Mert, kardeşinin sevincini görünce kendini kötü hissetmedi. İçinden, “Ben de birazdan böyle mutlu olacağım” diye düşündü. Çünkü biliyordu ki sabrının sonunda hem bedeni hem kalbi ferahlayacaktı.
Öğleden sonra, ailecek dışarı çıktılar. Güneş hâlâ sıcaktı ama hafif bir rüzgâr esiyordu. Mahallelerindeki parka yürüdüler. Yolda yürürken, Mert ile Zeynep gözleriyle yardıma ihtiyaç duyan birilerini arar gibi etrafa bakıyorlardı.
Bir köşede, ağır bir poşet taşıyan yaşlı bir amca gördüler.
“Buldum!” dedi Mert. “O, bahsettiğimiz amca!”
Mert, annesine ve babasına bakıp izin istedi. “Onun poşetlerini taşıyabilir miyiz?”
Babası başıyla onayladı. “Tabii, nazikçe sorabilirsiniz.”

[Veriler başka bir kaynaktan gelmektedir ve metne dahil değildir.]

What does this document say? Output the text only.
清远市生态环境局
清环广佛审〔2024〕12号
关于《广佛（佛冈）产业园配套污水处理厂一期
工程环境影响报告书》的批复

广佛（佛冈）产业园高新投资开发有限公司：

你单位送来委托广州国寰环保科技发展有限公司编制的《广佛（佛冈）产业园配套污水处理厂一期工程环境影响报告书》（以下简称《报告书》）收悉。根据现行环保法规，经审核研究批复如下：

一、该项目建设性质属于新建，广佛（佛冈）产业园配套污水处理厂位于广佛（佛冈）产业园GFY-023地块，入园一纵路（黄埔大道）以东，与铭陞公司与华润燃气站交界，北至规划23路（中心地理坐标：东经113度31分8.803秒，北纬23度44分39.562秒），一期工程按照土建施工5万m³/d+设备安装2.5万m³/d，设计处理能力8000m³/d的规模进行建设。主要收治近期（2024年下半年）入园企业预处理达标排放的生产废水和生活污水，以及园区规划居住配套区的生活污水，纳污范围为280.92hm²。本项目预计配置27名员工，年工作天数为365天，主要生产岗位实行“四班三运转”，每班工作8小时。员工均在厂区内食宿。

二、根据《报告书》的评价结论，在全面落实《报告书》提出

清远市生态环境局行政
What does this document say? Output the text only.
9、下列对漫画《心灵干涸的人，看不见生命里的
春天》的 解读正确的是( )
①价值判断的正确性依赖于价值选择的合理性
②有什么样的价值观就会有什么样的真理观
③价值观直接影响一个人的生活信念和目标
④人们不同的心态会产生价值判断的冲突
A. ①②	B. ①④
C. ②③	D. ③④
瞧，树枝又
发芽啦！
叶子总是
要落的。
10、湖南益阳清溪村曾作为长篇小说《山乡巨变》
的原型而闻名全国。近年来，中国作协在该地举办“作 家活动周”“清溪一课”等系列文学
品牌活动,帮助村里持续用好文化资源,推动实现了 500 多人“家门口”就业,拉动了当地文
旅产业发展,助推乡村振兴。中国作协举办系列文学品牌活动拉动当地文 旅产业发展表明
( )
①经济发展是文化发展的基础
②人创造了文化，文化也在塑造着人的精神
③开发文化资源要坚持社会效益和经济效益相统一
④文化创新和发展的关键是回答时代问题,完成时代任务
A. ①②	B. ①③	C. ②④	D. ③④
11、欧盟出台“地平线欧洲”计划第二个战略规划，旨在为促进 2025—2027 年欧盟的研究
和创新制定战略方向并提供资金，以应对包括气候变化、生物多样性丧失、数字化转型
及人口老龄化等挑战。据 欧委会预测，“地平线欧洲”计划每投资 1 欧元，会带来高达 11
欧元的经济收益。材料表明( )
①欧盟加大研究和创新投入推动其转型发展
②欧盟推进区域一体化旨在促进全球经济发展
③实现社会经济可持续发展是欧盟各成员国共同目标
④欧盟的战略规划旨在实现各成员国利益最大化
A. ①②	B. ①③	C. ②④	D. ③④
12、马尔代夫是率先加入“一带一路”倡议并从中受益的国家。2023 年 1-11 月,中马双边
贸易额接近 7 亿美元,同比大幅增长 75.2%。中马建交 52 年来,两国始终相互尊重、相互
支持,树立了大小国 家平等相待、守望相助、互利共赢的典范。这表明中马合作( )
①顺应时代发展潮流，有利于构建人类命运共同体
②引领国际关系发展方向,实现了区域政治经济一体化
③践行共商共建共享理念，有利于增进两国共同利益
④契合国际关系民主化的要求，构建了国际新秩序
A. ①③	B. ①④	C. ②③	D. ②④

Mert ve Zeynep koşmadan, yavaş adımlarla amcaya yaklaştılar.
“Müsade eder misiniz amca, poşetinizi taşımaya yardımcı olabilir miyiz?” diye sordu Mert saygılı bir sesle.
Yaşlı amca, hafif şaşkın ama mutlu bir şekilde gülümsedi. “Ne iyi çocuklarsınız siz böyle. Elbette yardım edebilirsiniz.”
Mert ağır poşetlerden birini, Zeynep ise daha hafif olanını aldı. Birlikte amcanın evine kadar yürüdüler.
Yolda amca sordu: “Siz neden böyle yardım etmek istediniz bakalım?”
Zeynep sevinçle cevap verdi: “Çünkü Ramazan ayı! Hem oruç tutuyoruz hem de iyilik yapınca sevap kazanıyoruz.”
Amca, “Maşallah size” dedi. “Allah kalplerinizi her zaman böyle temiz tutsun.”
Eve varınca çocuklar poşetleri kapının önüne bıraktılar. Amca cebinden küçük bir çikolata paketi çıkarıp uzattı. “Bu da benim size küçük ikramım olsun.”
Mert, çikolataya baktı. “Teşekkür ederiz amca, ama ben hâlâ tekne orucu tutuyorum. Çikolatayı iftardan sonra yerim” dedi.
Zeynep ise gülerek, “Benimki bitti ama ben de akşama saklarım, birlikte yeriz” dedi.
Yoldan eve dönerken Mert yorgunluğunu hissetmeye başlamıştı.
“Anne, sanırım artık biraz açlık ve susuzluk hissediyorum” dedi.
Annesi, “Eve gidince tekne orucunu bitirebilirsin” dedi. “Zaten çok güzel dayanmış oldun, üstelik iyilik de yaptın.”
Eve vardıklarında Mert ellerini yıkadı, besmele çekip bir bardak su içti. Ardından küçük bir hurma yedi.
İçi rahatlamıştı. “Sanki su içince hem midem hem kalbim rahatladı” dedi.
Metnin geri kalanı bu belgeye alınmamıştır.